After all, unlike the "ignorant peasants" he lambasts, Qandil has a master's degree and a Ph.D. in agricultural engineering from two different U.S. universities, though one is located in Utah, where his views of science may have been coloured by the local culture. If "creationist" pseudoscience can posit that the universe was created fewer than 10,000 years ago and advocate what I call the "Fred Flintstone theory" of the Jurassic age, why can't Qandil find a causal link between dirty boobs and the runs?

However, a cursory perusal of the scientific literature on breastfeeding uncovers no connection between the cleanliness of a mother's breasts and diarrhoea in her infant. In fact, mother's milk is described by doctors as "liquid gold" and is a good preventer of and antidote against diarrhoea.

Qandil's remarks confirm previous theories that denial truly is a river running through the minds of Egyptian officials.

But wouldn't life be so much easier for the new PM if his theory were correct?
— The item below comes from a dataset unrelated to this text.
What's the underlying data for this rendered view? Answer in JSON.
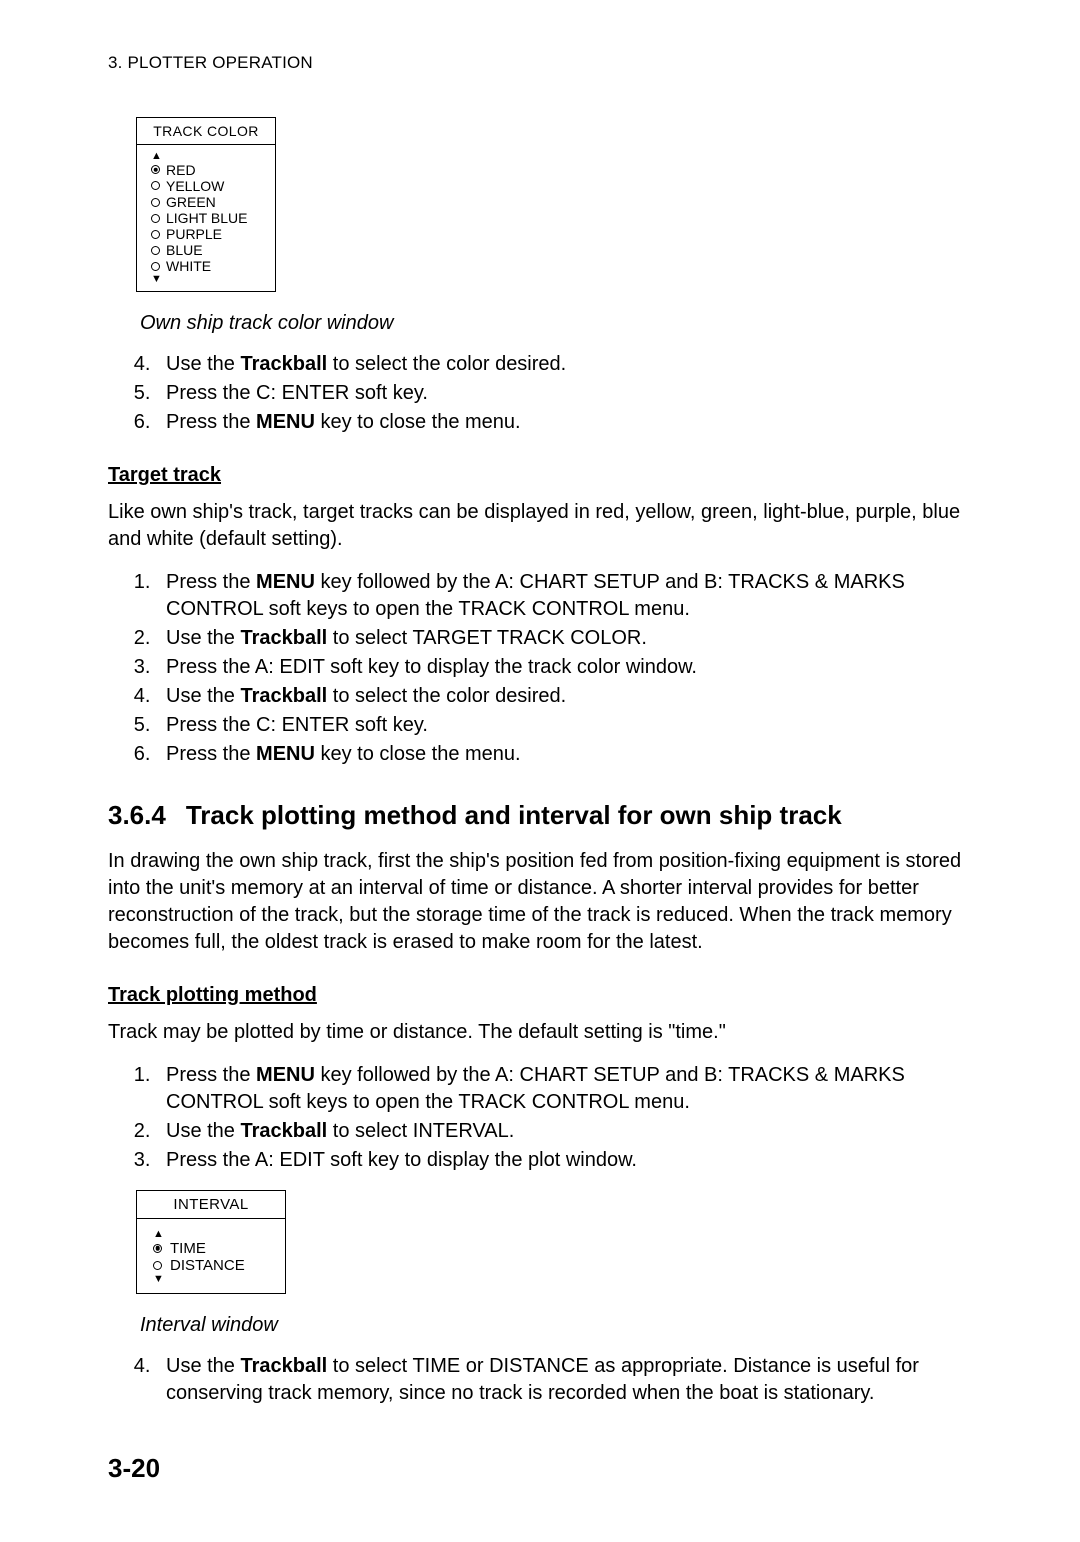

Then, instead of being forced to grapple with the problems his government has inherited from the former regime -- poverty, pollution, unhygienic water supplies, poor nutrition, high illiteracy -- he could solve the daunting challenge of high infant mortality in the countryside by simply going online and ordering millions of packets of antibacterial wipes or, more ambitiously yet, install a power shower in each rural mud-brick home.
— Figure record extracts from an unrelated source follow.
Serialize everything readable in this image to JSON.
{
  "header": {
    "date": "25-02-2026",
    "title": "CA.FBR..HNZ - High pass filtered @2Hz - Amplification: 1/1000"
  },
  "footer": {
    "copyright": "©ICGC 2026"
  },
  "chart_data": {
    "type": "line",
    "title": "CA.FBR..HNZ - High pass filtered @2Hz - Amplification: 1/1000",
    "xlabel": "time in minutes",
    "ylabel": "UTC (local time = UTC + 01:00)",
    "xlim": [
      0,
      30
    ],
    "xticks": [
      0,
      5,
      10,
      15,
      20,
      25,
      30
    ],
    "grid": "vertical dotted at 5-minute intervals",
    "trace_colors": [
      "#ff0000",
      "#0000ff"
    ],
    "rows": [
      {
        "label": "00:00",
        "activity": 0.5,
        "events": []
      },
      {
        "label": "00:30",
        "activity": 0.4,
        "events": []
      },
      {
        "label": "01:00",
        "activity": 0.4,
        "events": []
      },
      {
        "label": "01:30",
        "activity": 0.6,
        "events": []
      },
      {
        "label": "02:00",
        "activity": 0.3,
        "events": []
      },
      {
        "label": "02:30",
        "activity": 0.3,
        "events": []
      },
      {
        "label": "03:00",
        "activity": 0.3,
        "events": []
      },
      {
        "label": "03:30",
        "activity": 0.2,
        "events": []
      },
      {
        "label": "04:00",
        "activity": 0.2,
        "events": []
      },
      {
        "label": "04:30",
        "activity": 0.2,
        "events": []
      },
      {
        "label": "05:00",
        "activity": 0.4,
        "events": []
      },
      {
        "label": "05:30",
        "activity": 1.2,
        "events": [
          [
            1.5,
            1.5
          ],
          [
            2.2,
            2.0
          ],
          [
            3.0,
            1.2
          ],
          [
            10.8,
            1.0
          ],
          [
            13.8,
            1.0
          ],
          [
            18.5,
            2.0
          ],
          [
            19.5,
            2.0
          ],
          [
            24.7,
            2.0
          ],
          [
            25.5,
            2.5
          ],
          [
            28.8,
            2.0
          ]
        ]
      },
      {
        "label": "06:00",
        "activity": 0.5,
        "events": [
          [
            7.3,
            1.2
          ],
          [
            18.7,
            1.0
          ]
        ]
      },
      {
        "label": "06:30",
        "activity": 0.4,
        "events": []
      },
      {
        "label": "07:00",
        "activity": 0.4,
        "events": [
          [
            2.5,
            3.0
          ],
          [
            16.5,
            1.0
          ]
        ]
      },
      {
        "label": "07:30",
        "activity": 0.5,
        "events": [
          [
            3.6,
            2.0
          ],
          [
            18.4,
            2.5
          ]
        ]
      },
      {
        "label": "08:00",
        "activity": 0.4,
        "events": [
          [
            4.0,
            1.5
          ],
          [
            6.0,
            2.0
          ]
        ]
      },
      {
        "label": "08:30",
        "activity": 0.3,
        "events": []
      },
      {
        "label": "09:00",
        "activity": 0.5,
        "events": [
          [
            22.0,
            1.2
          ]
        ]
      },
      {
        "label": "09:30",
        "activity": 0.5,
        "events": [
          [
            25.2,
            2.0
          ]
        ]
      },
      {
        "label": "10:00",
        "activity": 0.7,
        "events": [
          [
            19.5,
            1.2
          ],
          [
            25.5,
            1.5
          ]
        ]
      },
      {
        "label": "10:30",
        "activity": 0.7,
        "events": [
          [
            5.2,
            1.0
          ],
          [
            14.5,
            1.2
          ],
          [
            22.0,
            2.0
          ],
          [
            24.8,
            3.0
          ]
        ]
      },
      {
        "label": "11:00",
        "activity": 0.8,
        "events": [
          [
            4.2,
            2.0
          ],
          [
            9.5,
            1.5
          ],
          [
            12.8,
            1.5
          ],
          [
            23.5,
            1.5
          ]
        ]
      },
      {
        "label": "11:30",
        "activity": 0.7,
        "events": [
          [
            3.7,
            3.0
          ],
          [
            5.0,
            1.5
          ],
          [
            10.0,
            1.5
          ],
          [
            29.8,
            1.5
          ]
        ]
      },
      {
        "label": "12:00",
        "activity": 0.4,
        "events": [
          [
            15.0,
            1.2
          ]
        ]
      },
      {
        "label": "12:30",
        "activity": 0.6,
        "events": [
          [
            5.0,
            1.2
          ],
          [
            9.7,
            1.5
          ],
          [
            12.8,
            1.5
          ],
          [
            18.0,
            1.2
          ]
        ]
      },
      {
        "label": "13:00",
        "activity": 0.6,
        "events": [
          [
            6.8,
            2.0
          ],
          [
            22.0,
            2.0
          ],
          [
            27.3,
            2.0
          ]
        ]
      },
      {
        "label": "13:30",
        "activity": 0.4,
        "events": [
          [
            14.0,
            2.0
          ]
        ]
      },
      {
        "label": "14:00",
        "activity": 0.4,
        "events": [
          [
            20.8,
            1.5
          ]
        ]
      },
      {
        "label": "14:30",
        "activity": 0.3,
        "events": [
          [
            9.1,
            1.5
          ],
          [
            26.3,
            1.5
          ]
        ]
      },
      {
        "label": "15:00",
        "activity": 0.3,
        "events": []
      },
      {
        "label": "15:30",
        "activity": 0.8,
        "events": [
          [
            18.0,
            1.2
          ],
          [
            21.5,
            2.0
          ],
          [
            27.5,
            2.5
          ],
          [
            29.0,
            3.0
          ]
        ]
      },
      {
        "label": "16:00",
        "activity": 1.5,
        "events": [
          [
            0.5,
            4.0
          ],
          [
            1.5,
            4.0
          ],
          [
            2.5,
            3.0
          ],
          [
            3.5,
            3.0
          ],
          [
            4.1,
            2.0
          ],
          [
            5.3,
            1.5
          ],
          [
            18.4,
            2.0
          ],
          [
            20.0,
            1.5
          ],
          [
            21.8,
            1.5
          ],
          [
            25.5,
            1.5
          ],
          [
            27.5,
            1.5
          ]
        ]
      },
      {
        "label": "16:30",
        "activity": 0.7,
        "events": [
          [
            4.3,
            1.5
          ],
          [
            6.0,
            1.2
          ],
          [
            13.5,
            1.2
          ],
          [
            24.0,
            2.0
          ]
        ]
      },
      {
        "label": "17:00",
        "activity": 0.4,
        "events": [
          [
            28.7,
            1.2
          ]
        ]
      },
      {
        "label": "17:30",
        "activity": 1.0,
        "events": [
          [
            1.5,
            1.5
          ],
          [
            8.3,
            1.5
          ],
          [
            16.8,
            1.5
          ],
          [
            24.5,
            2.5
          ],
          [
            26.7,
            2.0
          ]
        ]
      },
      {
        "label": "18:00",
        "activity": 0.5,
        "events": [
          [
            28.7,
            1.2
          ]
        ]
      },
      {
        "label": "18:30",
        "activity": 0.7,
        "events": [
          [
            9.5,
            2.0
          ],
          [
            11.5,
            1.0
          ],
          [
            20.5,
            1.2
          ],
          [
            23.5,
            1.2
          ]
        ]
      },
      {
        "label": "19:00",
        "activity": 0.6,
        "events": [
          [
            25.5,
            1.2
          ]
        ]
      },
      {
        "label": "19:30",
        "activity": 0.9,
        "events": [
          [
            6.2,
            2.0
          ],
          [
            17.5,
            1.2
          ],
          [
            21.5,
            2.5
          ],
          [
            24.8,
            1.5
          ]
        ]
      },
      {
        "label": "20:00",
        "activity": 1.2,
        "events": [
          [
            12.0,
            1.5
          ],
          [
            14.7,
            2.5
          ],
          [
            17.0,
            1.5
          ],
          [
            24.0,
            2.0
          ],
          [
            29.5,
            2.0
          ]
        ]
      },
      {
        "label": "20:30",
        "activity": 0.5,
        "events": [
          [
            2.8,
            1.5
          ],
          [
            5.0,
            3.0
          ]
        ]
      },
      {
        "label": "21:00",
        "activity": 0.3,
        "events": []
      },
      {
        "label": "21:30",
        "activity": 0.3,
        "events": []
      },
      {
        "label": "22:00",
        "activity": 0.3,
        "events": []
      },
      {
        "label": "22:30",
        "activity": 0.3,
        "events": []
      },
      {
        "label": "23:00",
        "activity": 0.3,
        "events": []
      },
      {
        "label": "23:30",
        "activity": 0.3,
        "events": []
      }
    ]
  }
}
The cynic in me suspects that this could be what is behind Qandil's gaffe: the desire to divert attention from his government's failure to do anything constructive about, and find simplistic, quick fixes for the country's nagging socio-economic problems.
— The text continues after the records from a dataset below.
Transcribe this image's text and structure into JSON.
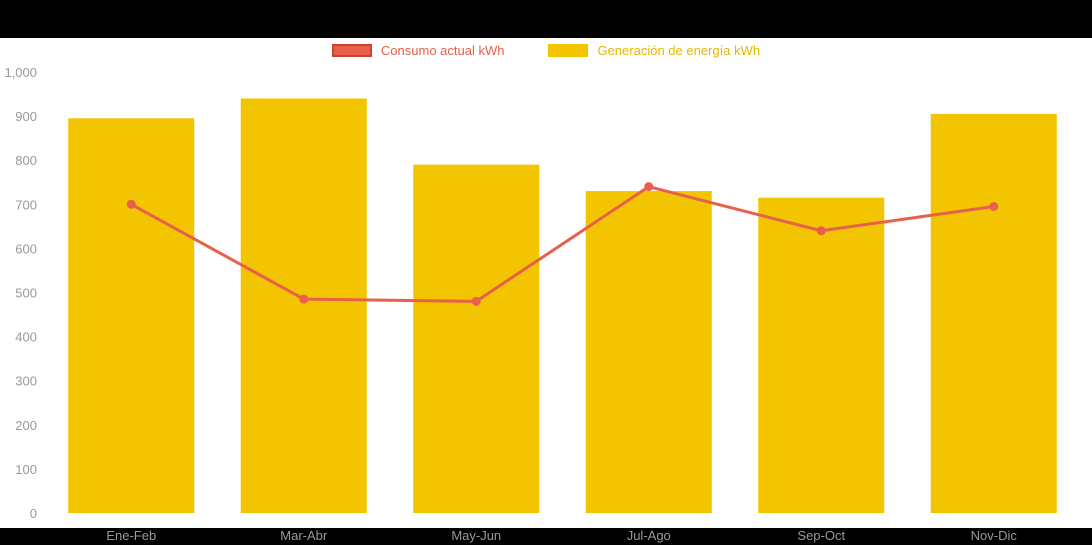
{
  "page": {
    "background_color": "#000000",
    "panel_color": "#ffffff"
  },
  "legend": {
    "position": "top-center",
    "items": [
      {
        "label": "Consumo actual kWh",
        "color": "#e8604a",
        "border_color": "#c94432",
        "label_color": "#e8604a",
        "series_type": "line"
      },
      {
        "label": "Generación de energía kWh",
        "color": "#f2c500",
        "border_color": "#f2c500",
        "label_color": "#e6b800",
        "series_type": "bar"
      }
    ]
  },
  "chart_data": {
    "type": "bar",
    "subtype": "bar-line-combo",
    "title": "",
    "xlabel": "",
    "ylabel": "",
    "categories": [
      "Ene-Feb",
      "Mar-Abr",
      "May-Jun",
      "Jul-Ago",
      "Sep-Oct",
      "Nov-Dic"
    ],
    "series": [
      {
        "name": "Generación de energía kWh",
        "type": "bar",
        "color": "#f2c500",
        "values": [
          895,
          940,
          790,
          730,
          715,
          905
        ]
      },
      {
        "name": "Consumo actual kWh",
        "type": "line",
        "color": "#e8604a",
        "values": [
          700,
          485,
          480,
          740,
          640,
          695
        ]
      }
    ],
    "ylim": [
      0,
      1000
    ],
    "y_tick_step": 100,
    "y_tick_labels": [
      "0",
      "100",
      "200",
      "300",
      "400",
      "500",
      "600",
      "700",
      "800",
      "900",
      "1,000"
    ],
    "grid": false,
    "legend_position": "top-center",
    "axis_label_color": "#999999",
    "units": "kWh"
  }
}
This interpretation would actually be a relief in comparison with the prospect that Qandil, a supposedly highly educated man, actually believes what he said. But I fear that the prime minister may well have been deadly serious.

His outburst is reflective of the new Islamist leadership's -- and the conservative constituency they represent -- obsession with women and the female body, and their apparent conviction that all society's ills can be traced back to a woman's breasts and vagina, and a family's and society's honour hangs on that flimsy thread known as the hymen.

This reality about Egypt's body politic was on full display during the recent controversy surrounding the nude Egyptian protester, Aliaa ElMahdy, whose naked body was transformed by conservatives into some kind of biological WMD -- a dirty bomb -- amid suggestions that she could single-handedly obliterate Egypt's social fabric.

Interestingly, from a psychological perspective, is how religious conservatives appear to be obsessed by what they find most reprehensible, and fantasise, like the "Desert Fathers" did of Satan tempting them away from their solitude with sexual dreams, about the female body.

An extreme, and extremely warped, example of this was the infamous and widely condemned fatwa by a cleric of al-Azhar who creatively resolved the conservative conundrum over mixed workplaces by suggesting women breastfeed their male colleagues, thereby becoming their "mothers."

Rather than the "penis envy" Freud developed, it would appear that Egypt, and patriarchal society in general, is obsessed with breast and vagina envy.

Echoing the "War on Women" across the Atlantic, Islamists, particularly ultra-conservative Salafists, have launched a far more vicious offensive against Egyptian women, which has played itself out on the streets, in the form of violence, including the rape of female protesters, and then blaming the victim for the crime she endured.

But Egyptian women and their allies have not taken this passively, and have been out in force demanding their rights -- and granting them full equality will be good both for women and society as a whole, despite the anxieties of the patriarchy.